LineageFlow: Flow Matching for High-Fidelity Family-Aware Protein Sequence Generation¶

Conference: ICML 2026
arXiv: 2605.22252
Code: https://github.com/Jinx-byebye/LineageFlow (Available)
Area: Protein Generation / Flow Matching / Phylogenetic Priors
Keywords: Flow Matching, Dirichlet Prior, Ancestral Sequence Reconstruction, Protein Family, Directed Evolution

TL;DR¶

The universal uniform/mask noise prior is replaced with a family-specific Dirichlet prior obtained via Ancestral Sequence Reconstruction (ASR). This allows Dirichlet flow matching to perform structured mutations starting from an "evolved scaffold," followed by a mutate–select–amplify rerouting at an intermediate timestep. Across 8,886 Pfam families, this approach pushes family recognition accuracy close to natural sequences (95.3% vs. 96.6%) while maintaining high novelty and folding confidence.

Background & Motivation¶

Background: Protein sequence generation is dominated by two paradigms: large-scale protein language models (e.g., ESM, ProtT5, ProGen) and discrete diffusion/flow matching adapted to the amino acid simplex (e.g., EvoDiff, DFM, ProtBFN). When the goal is to "generate new sequences for a specific Pfam family," conventional methods typically provide a family label or an MSA prompt to the denoiser as a condition.

Limitations of Prior Work: Nearly all these discrete generative models default to a "universal prior"—starting either from a uniform distribution on the simplex or masking all original residues. However, protein families are characterized by site-specific evolutionary constraints: certain sites are highly conserved to maintain structure and catalysis, while others are highly variable to accommodate functional diversity. Universal priors erase this structure, forcing the denoiser to synthesize every conserved residue "from scratch" from a near-random state, which places immense pressure on early timesteps. This contradiction is stark in the paper’s experiments: even when explicitly fed family labels, the family recognition accuracy (via profile-HMM) for DFM and EvoDiff remains at 0%, with pLDDT around 45. PoET, which uses MSA prompts, also achieves 0% accuracy.

Key Challenge: The absence of evolutionary structure in the prior \(\leftrightarrow\) Family information exists only as a label or prompt and does not penetrate the generative trajectory. The conditional signal "shouts from the outside," while the internal denoiser still performs from-scratch synthesis.

Goal: To bake family conditions into the prior itself, ensuring that \(t=0\) already resides on the family manifold. The model should only need to learn the mutation process from "ancestor \(\to\) extant sequence" rather than the synthesis process from "noise \(\to\) protein."
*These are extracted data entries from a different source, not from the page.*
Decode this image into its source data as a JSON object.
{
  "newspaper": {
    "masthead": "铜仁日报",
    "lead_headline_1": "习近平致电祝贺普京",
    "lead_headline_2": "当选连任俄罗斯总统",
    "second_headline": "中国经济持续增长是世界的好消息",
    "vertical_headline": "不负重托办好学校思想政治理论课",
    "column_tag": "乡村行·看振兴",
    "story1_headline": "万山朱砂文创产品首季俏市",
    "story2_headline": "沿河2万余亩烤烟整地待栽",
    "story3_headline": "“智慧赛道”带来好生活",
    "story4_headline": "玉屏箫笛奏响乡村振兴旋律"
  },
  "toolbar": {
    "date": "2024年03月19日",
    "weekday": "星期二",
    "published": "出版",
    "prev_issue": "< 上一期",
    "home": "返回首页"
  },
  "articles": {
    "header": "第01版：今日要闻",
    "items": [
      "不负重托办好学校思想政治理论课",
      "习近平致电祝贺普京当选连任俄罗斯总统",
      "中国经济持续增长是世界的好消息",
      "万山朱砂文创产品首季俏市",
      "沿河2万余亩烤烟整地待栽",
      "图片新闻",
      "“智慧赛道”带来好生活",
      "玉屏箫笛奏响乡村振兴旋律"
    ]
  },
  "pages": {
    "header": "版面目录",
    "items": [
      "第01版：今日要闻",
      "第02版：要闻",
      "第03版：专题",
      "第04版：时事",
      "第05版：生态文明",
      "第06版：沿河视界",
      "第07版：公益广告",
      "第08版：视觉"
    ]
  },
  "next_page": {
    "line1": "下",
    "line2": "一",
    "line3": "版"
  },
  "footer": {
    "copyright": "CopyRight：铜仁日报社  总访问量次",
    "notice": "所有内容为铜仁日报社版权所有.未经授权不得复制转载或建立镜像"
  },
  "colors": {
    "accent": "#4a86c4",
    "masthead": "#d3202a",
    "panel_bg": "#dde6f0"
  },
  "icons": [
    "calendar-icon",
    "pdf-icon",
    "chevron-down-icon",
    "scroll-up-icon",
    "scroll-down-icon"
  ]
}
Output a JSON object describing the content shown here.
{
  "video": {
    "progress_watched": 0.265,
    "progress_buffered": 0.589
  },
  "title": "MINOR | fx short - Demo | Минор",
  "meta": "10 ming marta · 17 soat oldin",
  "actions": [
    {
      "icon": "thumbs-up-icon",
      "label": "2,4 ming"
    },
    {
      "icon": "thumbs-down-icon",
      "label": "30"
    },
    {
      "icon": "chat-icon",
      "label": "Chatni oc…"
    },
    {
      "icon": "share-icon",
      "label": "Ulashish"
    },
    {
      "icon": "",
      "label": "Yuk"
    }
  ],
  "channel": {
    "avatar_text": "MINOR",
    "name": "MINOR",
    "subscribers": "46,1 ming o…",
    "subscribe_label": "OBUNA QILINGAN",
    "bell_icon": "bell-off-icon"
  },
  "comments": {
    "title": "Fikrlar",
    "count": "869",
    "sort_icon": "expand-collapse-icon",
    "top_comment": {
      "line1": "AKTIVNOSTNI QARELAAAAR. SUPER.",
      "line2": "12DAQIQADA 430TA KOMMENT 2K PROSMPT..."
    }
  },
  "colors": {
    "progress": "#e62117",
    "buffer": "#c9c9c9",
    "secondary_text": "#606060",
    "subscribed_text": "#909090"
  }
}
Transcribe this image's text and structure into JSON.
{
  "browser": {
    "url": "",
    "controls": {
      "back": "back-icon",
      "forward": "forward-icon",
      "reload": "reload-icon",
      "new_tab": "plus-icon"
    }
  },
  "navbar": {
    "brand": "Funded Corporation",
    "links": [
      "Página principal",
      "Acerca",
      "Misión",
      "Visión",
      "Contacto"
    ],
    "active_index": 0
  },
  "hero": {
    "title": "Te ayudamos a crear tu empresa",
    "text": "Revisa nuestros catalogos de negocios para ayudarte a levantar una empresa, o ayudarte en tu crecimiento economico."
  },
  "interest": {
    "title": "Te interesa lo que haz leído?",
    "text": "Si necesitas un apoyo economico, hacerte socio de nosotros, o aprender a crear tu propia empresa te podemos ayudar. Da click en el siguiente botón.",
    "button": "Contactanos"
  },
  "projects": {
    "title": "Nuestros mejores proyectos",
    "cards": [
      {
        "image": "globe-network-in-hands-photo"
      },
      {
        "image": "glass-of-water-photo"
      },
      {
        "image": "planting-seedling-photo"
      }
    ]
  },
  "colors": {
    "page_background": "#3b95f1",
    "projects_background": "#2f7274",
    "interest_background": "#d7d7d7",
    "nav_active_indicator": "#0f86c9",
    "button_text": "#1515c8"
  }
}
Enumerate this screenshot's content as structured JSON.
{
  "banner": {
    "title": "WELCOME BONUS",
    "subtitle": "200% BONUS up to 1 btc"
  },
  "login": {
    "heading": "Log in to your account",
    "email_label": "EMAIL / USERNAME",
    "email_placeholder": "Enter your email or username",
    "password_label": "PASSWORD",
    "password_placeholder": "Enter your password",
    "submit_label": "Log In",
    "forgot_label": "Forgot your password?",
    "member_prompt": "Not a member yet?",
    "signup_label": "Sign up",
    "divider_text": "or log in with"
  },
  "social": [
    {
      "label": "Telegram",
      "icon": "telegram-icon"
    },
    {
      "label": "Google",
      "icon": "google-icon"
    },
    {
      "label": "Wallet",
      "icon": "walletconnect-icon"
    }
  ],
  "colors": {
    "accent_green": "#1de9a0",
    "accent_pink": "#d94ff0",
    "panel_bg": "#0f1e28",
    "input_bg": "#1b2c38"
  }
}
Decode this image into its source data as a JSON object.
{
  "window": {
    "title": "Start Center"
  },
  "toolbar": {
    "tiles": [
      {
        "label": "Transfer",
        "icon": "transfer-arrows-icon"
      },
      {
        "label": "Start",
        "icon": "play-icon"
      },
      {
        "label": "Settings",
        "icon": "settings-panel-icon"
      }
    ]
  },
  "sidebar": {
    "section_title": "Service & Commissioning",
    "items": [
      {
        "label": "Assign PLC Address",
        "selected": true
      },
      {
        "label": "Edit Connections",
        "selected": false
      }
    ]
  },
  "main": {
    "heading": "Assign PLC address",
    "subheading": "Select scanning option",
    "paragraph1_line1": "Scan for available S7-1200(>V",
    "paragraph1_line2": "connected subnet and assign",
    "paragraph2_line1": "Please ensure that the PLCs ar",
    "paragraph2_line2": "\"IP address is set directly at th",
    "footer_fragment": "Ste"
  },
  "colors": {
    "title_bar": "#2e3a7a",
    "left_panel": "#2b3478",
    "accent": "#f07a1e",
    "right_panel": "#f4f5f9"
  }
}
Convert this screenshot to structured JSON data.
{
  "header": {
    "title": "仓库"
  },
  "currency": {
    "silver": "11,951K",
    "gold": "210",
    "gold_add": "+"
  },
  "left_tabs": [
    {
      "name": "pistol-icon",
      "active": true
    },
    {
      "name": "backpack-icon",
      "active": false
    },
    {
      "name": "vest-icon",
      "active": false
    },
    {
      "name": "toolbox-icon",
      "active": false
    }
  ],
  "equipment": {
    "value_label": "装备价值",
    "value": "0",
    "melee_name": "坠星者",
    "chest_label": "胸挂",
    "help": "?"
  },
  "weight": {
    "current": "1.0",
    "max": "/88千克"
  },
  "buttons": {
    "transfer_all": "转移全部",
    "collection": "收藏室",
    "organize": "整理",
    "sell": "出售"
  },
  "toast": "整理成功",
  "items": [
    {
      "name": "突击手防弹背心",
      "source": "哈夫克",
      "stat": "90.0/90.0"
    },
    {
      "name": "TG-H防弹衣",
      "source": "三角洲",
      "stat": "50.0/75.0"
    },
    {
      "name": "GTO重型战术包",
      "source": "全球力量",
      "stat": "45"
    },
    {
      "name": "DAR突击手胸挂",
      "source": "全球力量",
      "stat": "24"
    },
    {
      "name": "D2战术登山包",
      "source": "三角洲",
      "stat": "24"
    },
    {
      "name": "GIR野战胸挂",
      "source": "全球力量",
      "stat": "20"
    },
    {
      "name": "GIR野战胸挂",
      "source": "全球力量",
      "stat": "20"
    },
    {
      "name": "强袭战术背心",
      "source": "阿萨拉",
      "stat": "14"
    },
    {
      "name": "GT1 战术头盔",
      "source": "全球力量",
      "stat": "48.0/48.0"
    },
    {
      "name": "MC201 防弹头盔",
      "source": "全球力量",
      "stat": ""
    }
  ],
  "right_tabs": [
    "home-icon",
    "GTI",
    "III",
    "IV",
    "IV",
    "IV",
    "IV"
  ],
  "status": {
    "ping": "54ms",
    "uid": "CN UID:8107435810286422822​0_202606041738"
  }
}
Key Insight: Molecular evolution provides existing tools: building MSAs for a family of homologous sequences, inferring phylogenetic trees with IQ-TREE, and performing Ancestral Sequence Reconstruction (ASR) at the root node using PAML. This yields a site-wise amino acid posterior. This posterior is near one-hot at conserved sites and maintains high entropy at variable sites—the exact "family scaffold" desired.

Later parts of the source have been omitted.